Impact of network latency on distributed VDBs

In a distributed vector database, the coordinator must send the query vector to shards (or nodes), wait for each to run ANN search, then merge results. Each round-trip adds network latency, which can dominate total query time when shards are many or far apart (e.g. cross-region).

Summary

  • In a distributed VDB the coordinator sends the query vector to shards, waits for ANN search, then merges results. Each round-trip adds network latency, which can dominate when shards are many or far apart (e.g. cross-region). See profiling.
  • Effects: Fan-out (latency ≈ max(shard latencies) + one RTT); Geography (co-locate with app; cross-region is for redundancy/read locality); Tail latency (p99 from slowest shard; load balancing and timeouts help); reducing round-trips (batch APIs, small query vectors). Best practice: co-locate, connection pooling, monitor per-shard latency. See latency. Pipeline: query → coordinator → shards → merge. Practical tip: co-locate VDB and app in same region; measure per-shard latency to see if network dominates.

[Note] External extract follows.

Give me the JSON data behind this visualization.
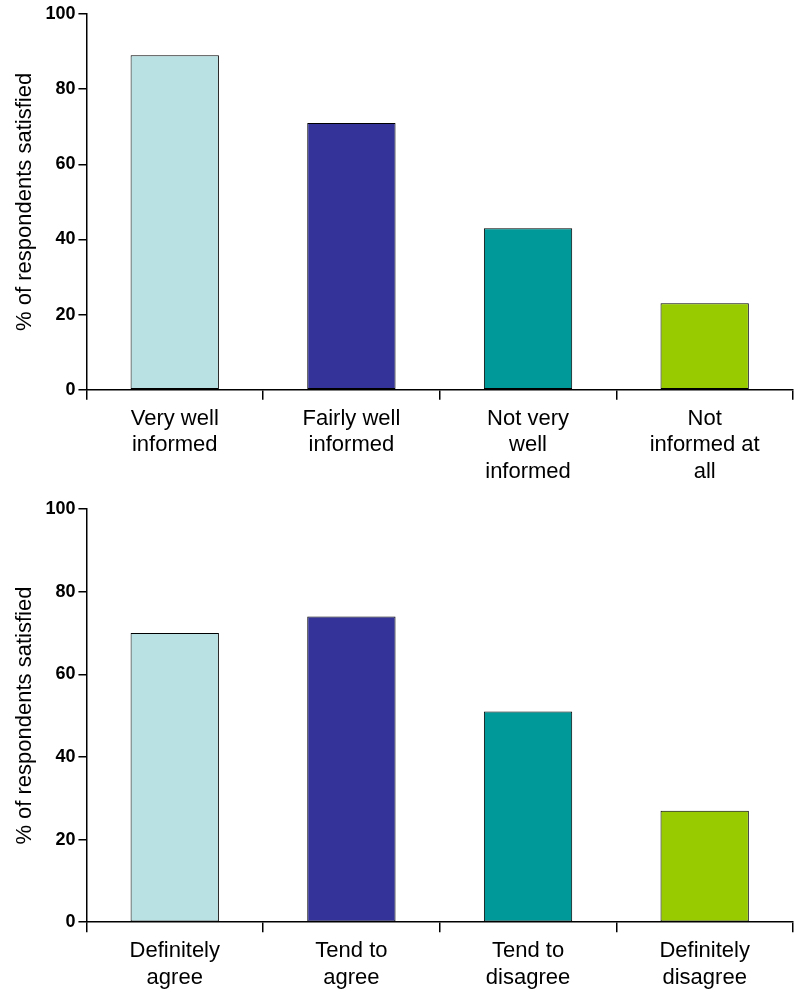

Effects of network latency

Effects: (1) Fan-out—the coordinator often queries all relevant shards in parallel; total latency is roughly max(shard latencies) plus one round-trip to the coordinator, but if the merge or response is large, bandwidth and serialization matter. (2) Geography—placing the VDB in the same region (or zone) as the application minimizes RTT; cross-region replication is for redundancy and read locality, not for reducing write path latency. (3) Tail latency—p99 can be driven by the slowest shard or a single slow link; load balancing and healthy timeouts help. (4) Reducing round-trips—some systems support batch or multi-query APIs to amortize network cost; keeping the query vector small (and using quantized indices) reduces payload size.

Best practices

Best practices: co-locate clients and VDB in the same region; use connection pooling and keep-alive to avoid repeated handshakes; monitor per-shard and end-to-end latency to see if network is the bottleneck; consider coordinator placement and whether a single-region deployment is sufficient before distributing.

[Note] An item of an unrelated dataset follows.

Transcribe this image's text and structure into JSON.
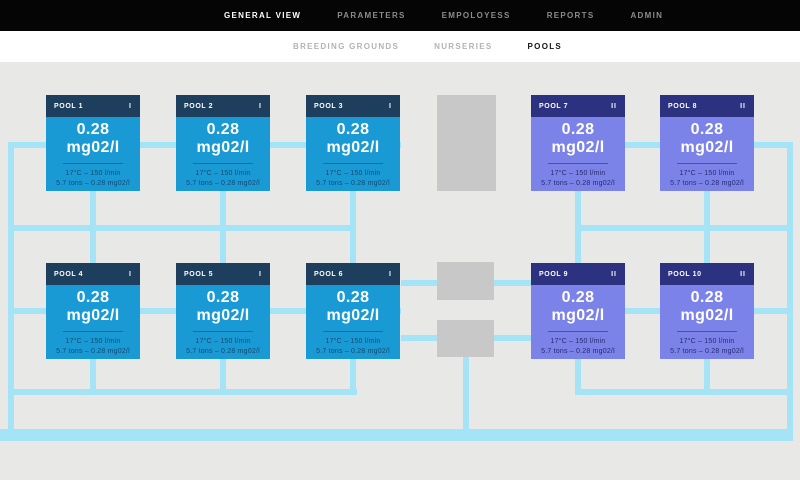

Pipeline: query → coordinator → shards → merge. Practical tip: co-locate VDB and app in same region; measure per-shard latency to see if network dominates.

Frequently Asked Questions

Why does network latency matter in distributed VDBs?

The coordinator sends the query vector to shards, waits for ANN search, then merges results. Each round-trip adds latency; with many or distant shards (e.g. cross-region) network can dominate total query time. See latency and profiling.

How does fan-out affect latency?

The coordinator often queries all relevant shards in parallel; total latency is roughly max(shard latencies) plus one round-trip. If the merge or response is large, bandwidth and serialization matter. Load balancing and healthy timeouts help with tail latency (p99).

How can I reduce network impact?

Co-locate clients and VDB in the same region; use connection pooling and keep-alive; some systems support batch or multi-query APIs to amortize network cost; keep the query vector small (quantized indices help). Consider coordinator placement; a single-region deployment may be sufficient before distributing.

When is cross-region replication useful?

Cross-region replication is for redundancy and read locality (serving reads from a nearby replica), not for reducing write-path latency. For lowest latency, keep the primary VDB and clients in the same region. See disaster recovery.